The show is hung up on the idea of “answers” about the past, saying “it’s all about her father” and “it’s all about her mother” and “it’s all about the fulcrum” and “it’s all about Red’s mysterious past,” or Liz’s or both of their pasts together. They’re trying make sure Liz is defined by her past, by these big mysteries. They’re trying to make the pull of these “answers” all important and magnetic. But it’s all a lie. It’s all unimportant. Just like The X Files isn’t about “The Truth” but about a couple of dysfunctional FBI agents wandering around the country in rented Ford Tauruses trying figure each other out, Liz’s story is about her discovering herself in the present, not the past. Maybe the boys writing the show can’t remember that very much of the time, but fandom can try to keep in in mind.
The question of “who is Liz?” can’t be answered by her parentage or her original nationality or even by her memory of the accidental death of her father. It’s answered by her actions in the here and now, it’s answered by who she’s loyal to, how far she’s willing to go to protect those she cares for, it’s answered by her integrity and perseverance in the face of corruption, dishonorable conduct, constant threat and fear. Liz not a child. Liz is not a plug for a plot hole. Liz doesn’t need to be put in her place or be “made to give in.” Liz doesn’t need to look to the past to learn who she is, she’s living her answers right now.

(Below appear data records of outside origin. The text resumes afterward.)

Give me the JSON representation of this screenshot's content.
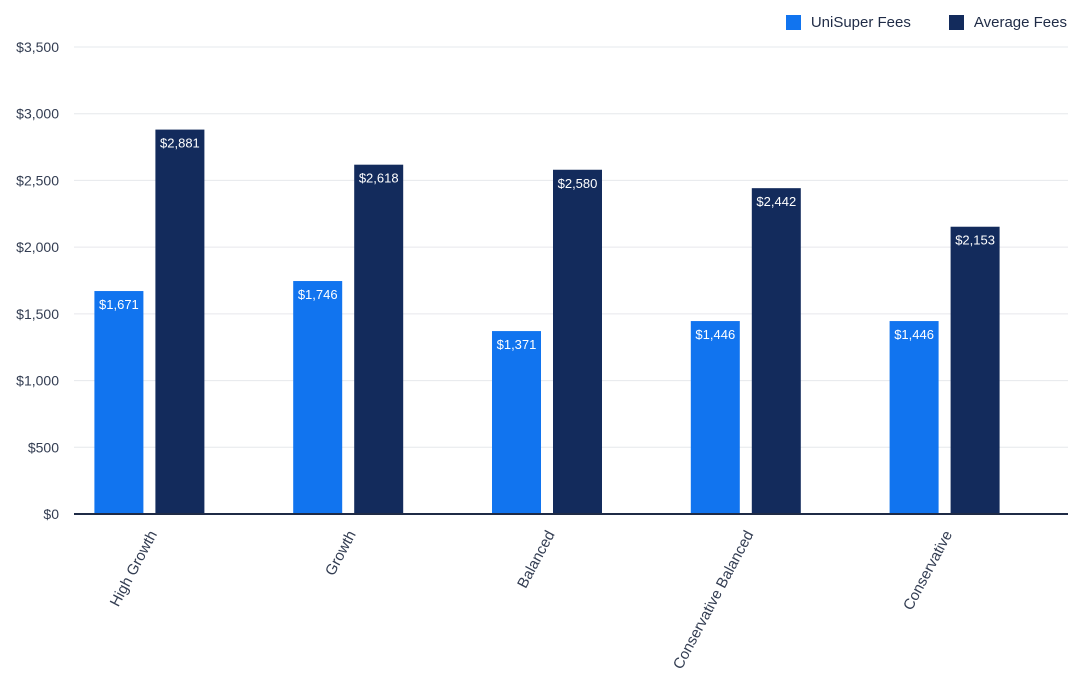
{
  "chart_data": {
    "type": "bar",
    "categories": [
      "High Growth",
      "Growth",
      "Balanced",
      "Conservative Balanced",
      "Conservative"
    ],
    "series": [
      {
        "name": "UniSuper Fees",
        "color": "#1174ef",
        "values": [
          1671,
          1746,
          1371,
          1446,
          1446
        ],
        "labels": [
          "$1,671",
          "$1,746",
          "$1,371",
          "$1,446",
          "$1,446"
        ]
      },
      {
        "name": "Average Fees",
        "color": "#132b5c",
        "values": [
          2881,
          2618,
          2580,
          2442,
          2153
        ],
        "labels": [
          "$2,881",
          "$2,618",
          "$2,580",
          "$2,442",
          "$2,153"
        ]
      }
    ],
    "y_ticks": [
      "$0",
      "$500",
      "$1,000",
      "$1,500",
      "$2,000",
      "$2,500",
      "$3,000",
      "$3,500"
    ],
    "ylim": [
      0,
      3500
    ],
    "grid": true,
    "legend_position": "top-right",
    "title": "",
    "xlabel": "",
    "ylabel": ""
  }
}
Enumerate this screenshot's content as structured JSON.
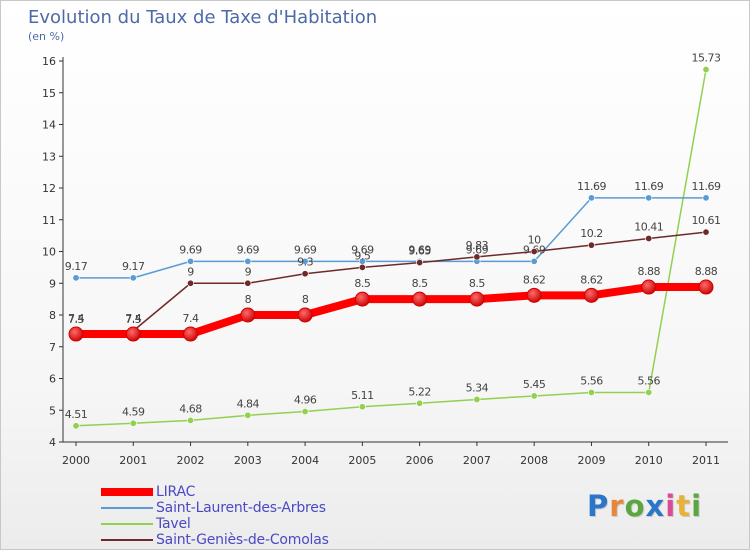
{
  "title": "Evolution du Taux de Taxe d'Habitation",
  "subtitle": "(en %)",
  "logo": {
    "text": "Proxiti",
    "colors": [
      "#2a76c9",
      "#e8863a",
      "#5aa640",
      "#2a76c9",
      "#d84b95",
      "#e8b23a",
      "#5aa640"
    ]
  },
  "chart_data": {
    "type": "line",
    "x": [
      "2000",
      "2001",
      "2002",
      "2003",
      "2004",
      "2005",
      "2006",
      "2007",
      "2008",
      "2009",
      "2010",
      "2011"
    ],
    "ylim": [
      4,
      16
    ],
    "yticks": [
      "4",
      "5",
      "6",
      "7",
      "8",
      "9",
      "10",
      "11",
      "12",
      "13",
      "14",
      "15",
      "16"
    ],
    "grid": false,
    "legend_position": "bottom-left",
    "series": [
      {
        "name": "LIRAC",
        "color": "#ff0000",
        "values": [
          7.4,
          7.4,
          7.4,
          8,
          8,
          8.5,
          8.5,
          8.5,
          8.62,
          8.62,
          8.88,
          8.88
        ],
        "labels": [
          "7.4",
          "7.4",
          "7.4",
          "8",
          "8",
          "8.5",
          "8.5",
          "8.5",
          "8.62",
          "8.62",
          "8.88",
          "8.88"
        ]
      },
      {
        "name": "Saint-Laurent-des-Arbres",
        "color": "#5b9bd5",
        "values": [
          9.17,
          9.17,
          9.69,
          9.69,
          9.69,
          9.69,
          9.69,
          9.69,
          9.69,
          11.69,
          11.69,
          11.69
        ],
        "labels": [
          "9.17",
          "9.17",
          "9.69",
          "9.69",
          "9.69",
          "9.69",
          "9.69",
          "9.69",
          "9.69",
          "11.69",
          "11.69",
          "11.69"
        ]
      },
      {
        "name": "Tavel",
        "color": "#92d050",
        "values": [
          4.51,
          4.59,
          4.68,
          4.84,
          4.96,
          5.11,
          5.22,
          5.34,
          5.45,
          5.56,
          5.56,
          15.73
        ],
        "labels": [
          "4.51",
          "4.59",
          "4.68",
          "4.84",
          "4.96",
          "5.11",
          "5.22",
          "5.34",
          "5.45",
          "5.56",
          "5.56",
          "15.73"
        ]
      },
      {
        "name": "Saint-Geniès-de-Comolas",
        "color": "#6e2a2a",
        "values": [
          7.5,
          7.5,
          9,
          9,
          9.3,
          9.5,
          9.65,
          9.83,
          10,
          10.2,
          10.41,
          10.61
        ],
        "labels": [
          "7.5",
          "7.5",
          "9",
          "9",
          "9.3",
          "9.5",
          "9.65",
          "9.83",
          "10",
          "10.2",
          "10.41",
          "10.61"
        ]
      }
    ]
  }
}
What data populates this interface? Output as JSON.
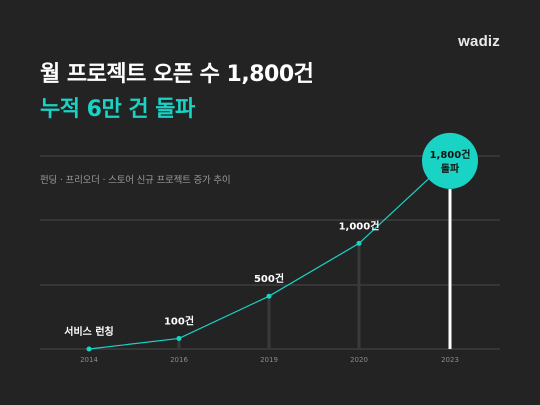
{
  "brand": "wadiz",
  "title_line1": "월 프로젝트 오픈 수 1,800건",
  "title_line2": "누적 6만 건 돌파",
  "chart_data": {
    "type": "line",
    "title": "월 프로젝트 오픈 수 1,800건 누적 6만 건 돌파",
    "subtitle": "펀딩 · 프리오더 · 스토어 신규 프로젝트 증가 추이",
    "x": [
      "2014",
      "2016",
      "2019",
      "2020",
      "2023"
    ],
    "values": [
      0,
      100,
      500,
      1000,
      1800
    ],
    "point_labels": [
      "서비스 런칭",
      "100건",
      "500건",
      "1,000건",
      "1,800건 돌파"
    ],
    "ylim": [
      0,
      1800
    ],
    "grid": true,
    "colors": {
      "line": "#19d3c5",
      "highlight": "#19d3c5",
      "drop_line": "#3a3a3a",
      "grid": "#4a4a4a",
      "axis_label": "#8a8a8a"
    }
  }
}
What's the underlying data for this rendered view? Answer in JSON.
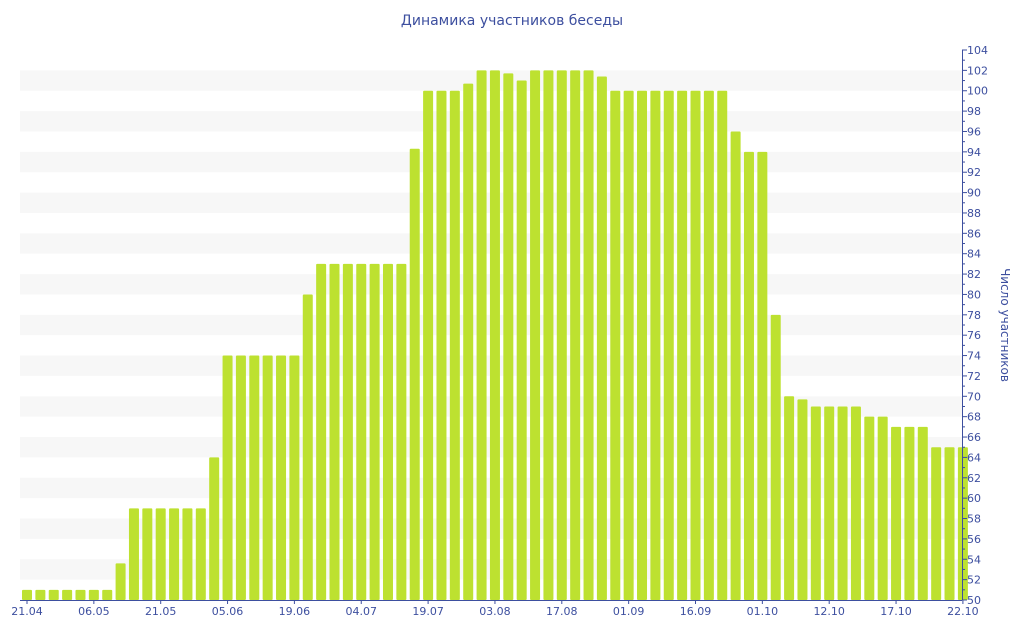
{
  "chart_data": {
    "type": "bar",
    "title": "Динамика участников беседы",
    "xlabel": "",
    "ylabel": "Число участников",
    "ylim": [
      50,
      104
    ],
    "ytick_step": 2,
    "x_tick_labels": [
      "21.04",
      "06.05",
      "21.05",
      "05.06",
      "19.06",
      "04.07",
      "19.07",
      "03.08",
      "17.08",
      "01.09",
      "16.09",
      "01.10",
      "12.10",
      "17.10",
      "22.10"
    ],
    "x_tick_every": 5,
    "values": [
      51,
      51,
      51,
      51,
      51,
      51,
      51,
      53.6,
      59,
      59,
      59,
      59,
      59,
      59,
      64,
      74,
      74,
      74,
      74,
      74,
      74,
      80,
      83,
      83,
      83,
      83,
      83,
      83,
      83,
      94.3,
      100,
      100,
      100,
      100.7,
      102,
      102,
      101.7,
      101,
      102,
      102,
      102,
      102,
      102,
      101.4,
      100,
      100,
      100,
      100,
      100,
      100,
      100,
      100,
      100,
      96,
      94,
      94,
      78,
      70,
      69.7,
      69,
      69,
      69,
      69,
      68,
      68,
      67,
      67,
      67,
      65,
      65,
      65
    ],
    "colors": {
      "bar": "#bde130",
      "axis": "#3d4f9f",
      "band": "#f7f7f7"
    }
  }
}
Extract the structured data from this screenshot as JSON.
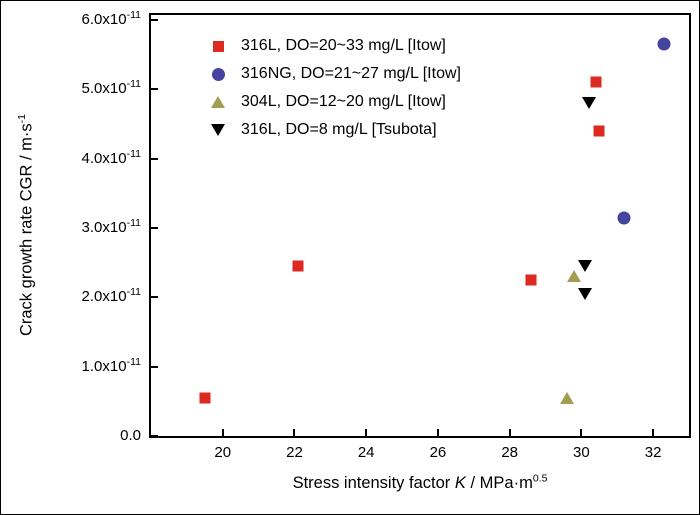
{
  "figure": {
    "background": "#ffffff",
    "frame_color": "#000000"
  },
  "chart_data": {
    "type": "scatter",
    "title": "",
    "grid": false,
    "legend": {
      "position": "inside-top-left"
    },
    "xlabel": {
      "prefix": "Stress intensity factor ",
      "variable": "K",
      "middle": " / MPa·m",
      "superscript": "0.5"
    },
    "ylabel": {
      "main": "Crack growth rate CGR / m·s",
      "superscript": "-1"
    },
    "x_axis": {
      "min": 18,
      "max": 33,
      "ticks": [
        {
          "value": 20,
          "label": "20"
        },
        {
          "value": 22,
          "label": "22"
        },
        {
          "value": 24,
          "label": "24"
        },
        {
          "value": 26,
          "label": "26"
        },
        {
          "value": 28,
          "label": "28"
        },
        {
          "value": 30,
          "label": "30"
        },
        {
          "value": 32,
          "label": "32"
        }
      ]
    },
    "y_axis": {
      "min_e11": 0,
      "max_e11": 6.07,
      "ticks": [
        {
          "value_e11": 0,
          "label_main": "0.0",
          "label_sup": ""
        },
        {
          "value_e11": 1,
          "label_main": "1.0x10",
          "label_sup": "-11"
        },
        {
          "value_e11": 2,
          "label_main": "2.0x10",
          "label_sup": "-11"
        },
        {
          "value_e11": 3,
          "label_main": "3.0x10",
          "label_sup": "-11"
        },
        {
          "value_e11": 4,
          "label_main": "4.0x10",
          "label_sup": "-11"
        },
        {
          "value_e11": 5,
          "label_main": "5.0x10",
          "label_sup": "-11"
        },
        {
          "value_e11": 6,
          "label_main": "6.0x10",
          "label_sup": "-11"
        }
      ]
    },
    "series": [
      {
        "name": "316L, DO=20~33 mg/L [Itow]",
        "marker": "square",
        "color": "#dd2a21",
        "points_K_CGRe11": [
          [
            19.5,
            0.55
          ],
          [
            22.1,
            2.45
          ],
          [
            28.6,
            2.25
          ],
          [
            30.4,
            5.1
          ],
          [
            30.5,
            4.4
          ]
        ]
      },
      {
        "name": "316NG, DO=21~27 mg/L [Itow]",
        "marker": "circle",
        "color": "#44449f",
        "points_K_CGRe11": [
          [
            32.3,
            5.65
          ],
          [
            31.2,
            3.15
          ]
        ]
      },
      {
        "name": "304L, DO=12~20 mg/L [Itow]",
        "marker": "triangle-up",
        "color": "#a39d52",
        "points_K_CGRe11": [
          [
            29.8,
            2.3
          ],
          [
            29.6,
            0.55
          ]
        ]
      },
      {
        "name": "316L, DO=8 mg/L [Tsubota]",
        "marker": "triangle-down",
        "color": "#000000",
        "points_K_CGRe11": [
          [
            30.2,
            4.8
          ],
          [
            30.1,
            2.45
          ],
          [
            30.1,
            2.05
          ]
        ]
      }
    ]
  }
}
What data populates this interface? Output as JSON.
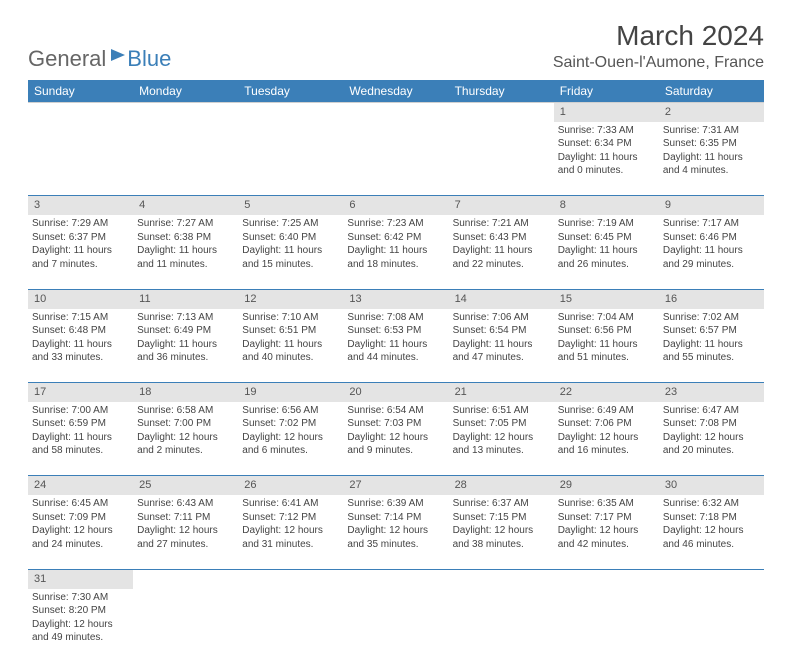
{
  "logo": {
    "part1": "General",
    "part2": "Blue"
  },
  "title": "March 2024",
  "location": "Saint-Ouen-l'Aumone, France",
  "colors": {
    "header_bg": "#3b7fb8",
    "header_fg": "#ffffff",
    "daynum_bg": "#e4e4e4",
    "rule": "#3b7fb8",
    "text": "#444444"
  },
  "fonts": {
    "title_pt": 28,
    "location_pt": 16,
    "th_pt": 12,
    "daynum_pt": 11,
    "cell_pt": 10
  },
  "columns": [
    "Sunday",
    "Monday",
    "Tuesday",
    "Wednesday",
    "Thursday",
    "Friday",
    "Saturday"
  ],
  "weeks": [
    [
      null,
      null,
      null,
      null,
      null,
      {
        "n": "1",
        "sunrise": "7:33 AM",
        "sunset": "6:34 PM",
        "day_h": 11,
        "day_m": 0
      },
      {
        "n": "2",
        "sunrise": "7:31 AM",
        "sunset": "6:35 PM",
        "day_h": 11,
        "day_m": 4
      }
    ],
    [
      {
        "n": "3",
        "sunrise": "7:29 AM",
        "sunset": "6:37 PM",
        "day_h": 11,
        "day_m": 7
      },
      {
        "n": "4",
        "sunrise": "7:27 AM",
        "sunset": "6:38 PM",
        "day_h": 11,
        "day_m": 11
      },
      {
        "n": "5",
        "sunrise": "7:25 AM",
        "sunset": "6:40 PM",
        "day_h": 11,
        "day_m": 15
      },
      {
        "n": "6",
        "sunrise": "7:23 AM",
        "sunset": "6:42 PM",
        "day_h": 11,
        "day_m": 18
      },
      {
        "n": "7",
        "sunrise": "7:21 AM",
        "sunset": "6:43 PM",
        "day_h": 11,
        "day_m": 22
      },
      {
        "n": "8",
        "sunrise": "7:19 AM",
        "sunset": "6:45 PM",
        "day_h": 11,
        "day_m": 26
      },
      {
        "n": "9",
        "sunrise": "7:17 AM",
        "sunset": "6:46 PM",
        "day_h": 11,
        "day_m": 29
      }
    ],
    [
      {
        "n": "10",
        "sunrise": "7:15 AM",
        "sunset": "6:48 PM",
        "day_h": 11,
        "day_m": 33
      },
      {
        "n": "11",
        "sunrise": "7:13 AM",
        "sunset": "6:49 PM",
        "day_h": 11,
        "day_m": 36
      },
      {
        "n": "12",
        "sunrise": "7:10 AM",
        "sunset": "6:51 PM",
        "day_h": 11,
        "day_m": 40
      },
      {
        "n": "13",
        "sunrise": "7:08 AM",
        "sunset": "6:53 PM",
        "day_h": 11,
        "day_m": 44
      },
      {
        "n": "14",
        "sunrise": "7:06 AM",
        "sunset": "6:54 PM",
        "day_h": 11,
        "day_m": 47
      },
      {
        "n": "15",
        "sunrise": "7:04 AM",
        "sunset": "6:56 PM",
        "day_h": 11,
        "day_m": 51
      },
      {
        "n": "16",
        "sunrise": "7:02 AM",
        "sunset": "6:57 PM",
        "day_h": 11,
        "day_m": 55
      }
    ],
    [
      {
        "n": "17",
        "sunrise": "7:00 AM",
        "sunset": "6:59 PM",
        "day_h": 11,
        "day_m": 58
      },
      {
        "n": "18",
        "sunrise": "6:58 AM",
        "sunset": "7:00 PM",
        "day_h": 12,
        "day_m": 2
      },
      {
        "n": "19",
        "sunrise": "6:56 AM",
        "sunset": "7:02 PM",
        "day_h": 12,
        "day_m": 6
      },
      {
        "n": "20",
        "sunrise": "6:54 AM",
        "sunset": "7:03 PM",
        "day_h": 12,
        "day_m": 9
      },
      {
        "n": "21",
        "sunrise": "6:51 AM",
        "sunset": "7:05 PM",
        "day_h": 12,
        "day_m": 13
      },
      {
        "n": "22",
        "sunrise": "6:49 AM",
        "sunset": "7:06 PM",
        "day_h": 12,
        "day_m": 16
      },
      {
        "n": "23",
        "sunrise": "6:47 AM",
        "sunset": "7:08 PM",
        "day_h": 12,
        "day_m": 20
      }
    ],
    [
      {
        "n": "24",
        "sunrise": "6:45 AM",
        "sunset": "7:09 PM",
        "day_h": 12,
        "day_m": 24
      },
      {
        "n": "25",
        "sunrise": "6:43 AM",
        "sunset": "7:11 PM",
        "day_h": 12,
        "day_m": 27
      },
      {
        "n": "26",
        "sunrise": "6:41 AM",
        "sunset": "7:12 PM",
        "day_h": 12,
        "day_m": 31
      },
      {
        "n": "27",
        "sunrise": "6:39 AM",
        "sunset": "7:14 PM",
        "day_h": 12,
        "day_m": 35
      },
      {
        "n": "28",
        "sunrise": "6:37 AM",
        "sunset": "7:15 PM",
        "day_h": 12,
        "day_m": 38
      },
      {
        "n": "29",
        "sunrise": "6:35 AM",
        "sunset": "7:17 PM",
        "day_h": 12,
        "day_m": 42
      },
      {
        "n": "30",
        "sunrise": "6:32 AM",
        "sunset": "7:18 PM",
        "day_h": 12,
        "day_m": 46
      }
    ],
    [
      {
        "n": "31",
        "sunrise": "7:30 AM",
        "sunset": "8:20 PM",
        "day_h": 12,
        "day_m": 49
      },
      null,
      null,
      null,
      null,
      null,
      null
    ]
  ],
  "labels": {
    "sunrise": "Sunrise:",
    "sunset": "Sunset:",
    "daylight_prefix": "Daylight:",
    "hours_word": "hours",
    "and_word": "and",
    "minutes_word": "minutes."
  }
}
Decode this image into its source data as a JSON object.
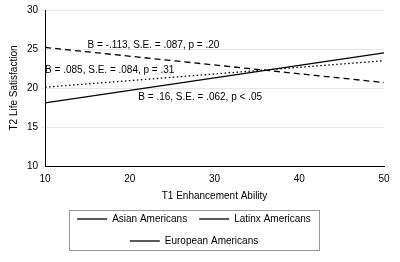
{
  "chart_data": {
    "type": "line",
    "x_label": "T1 Enhancement Ability",
    "y_label": "T2 Life Satisfaction",
    "x": [
      10,
      50
    ],
    "series": [
      {
        "name": "Asian Americans",
        "color": "#000000",
        "line_style": "solid",
        "values": [
          18.1,
          24.5
        ],
        "annotation": "B = .16, S.E. = .062, p < .05"
      },
      {
        "name": "Latinx Americans",
        "color": "#000000",
        "line_style": "dashed",
        "values": [
          25.2,
          20.7
        ],
        "annotation": "B = -.113, S.E. = .087, p = .20"
      },
      {
        "name": "European Americans",
        "color": "#000000",
        "line_style": "dotted",
        "values": [
          20.1,
          23.5
        ],
        "annotation": "B = .085, S.E. = .084, p = .31"
      }
    ],
    "xlim": [
      10,
      50
    ],
    "xticks": [
      10,
      20,
      30,
      40,
      50
    ],
    "ylim": [
      10,
      30
    ],
    "yticks": [
      10,
      15,
      20,
      25,
      30
    ],
    "grid": "y",
    "legend": "bottom"
  }
}
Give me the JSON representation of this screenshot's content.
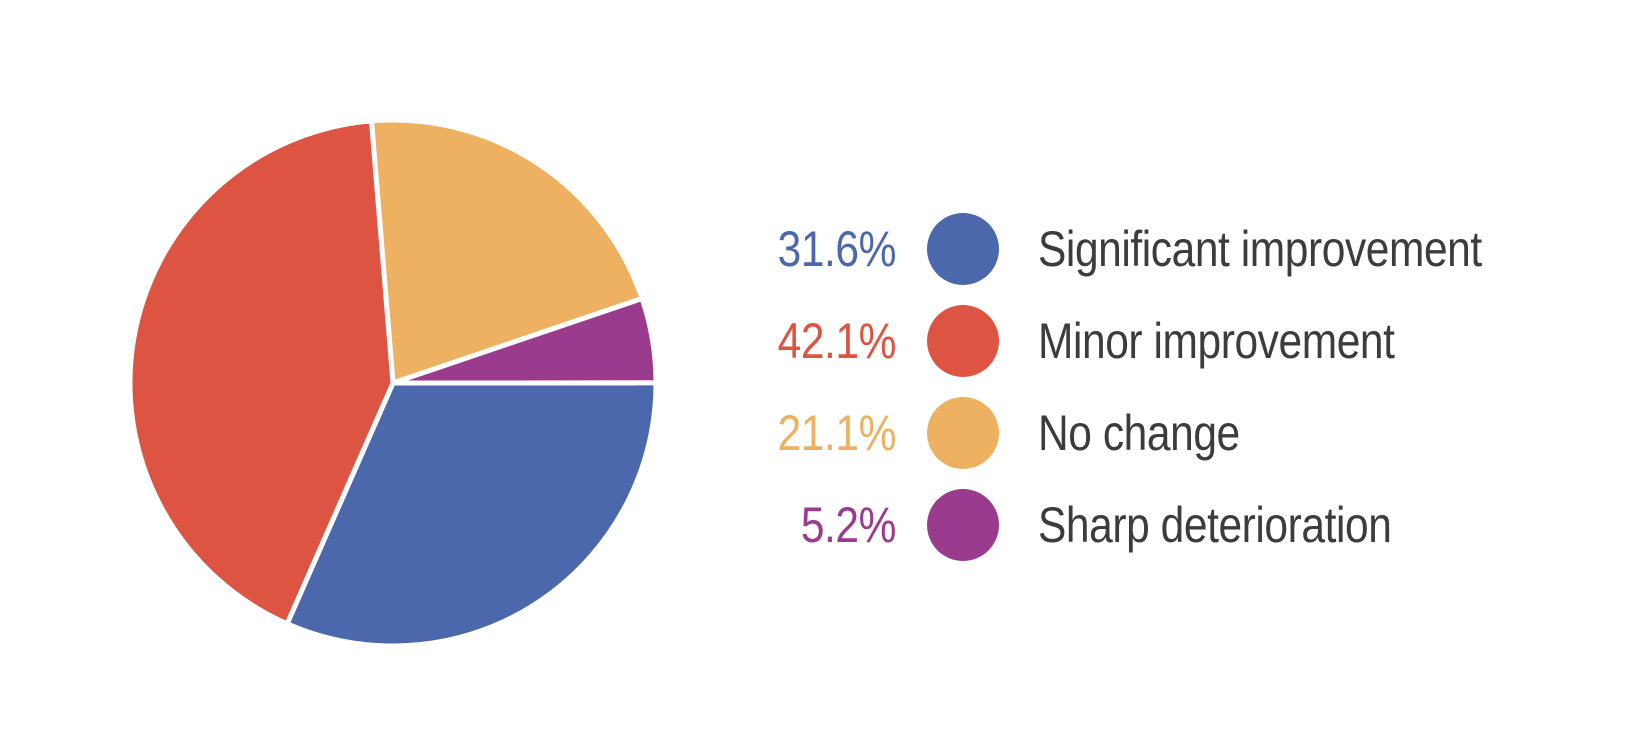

Liz has the right to be pissed at Red. Liz has the right to lash out at Red. Every time Liz gets rightfully mad at Red, everyone says she should just shut up and do what he says, which is bullshit.
Want to know what Liz would have learned if she had "shut up" and let Red speak? NOTHING. Because he refuses to fucking tell her anything every time.
He always withholds information from her. He has never once responded to her pleas for answers, so why the hell do you think it would change now?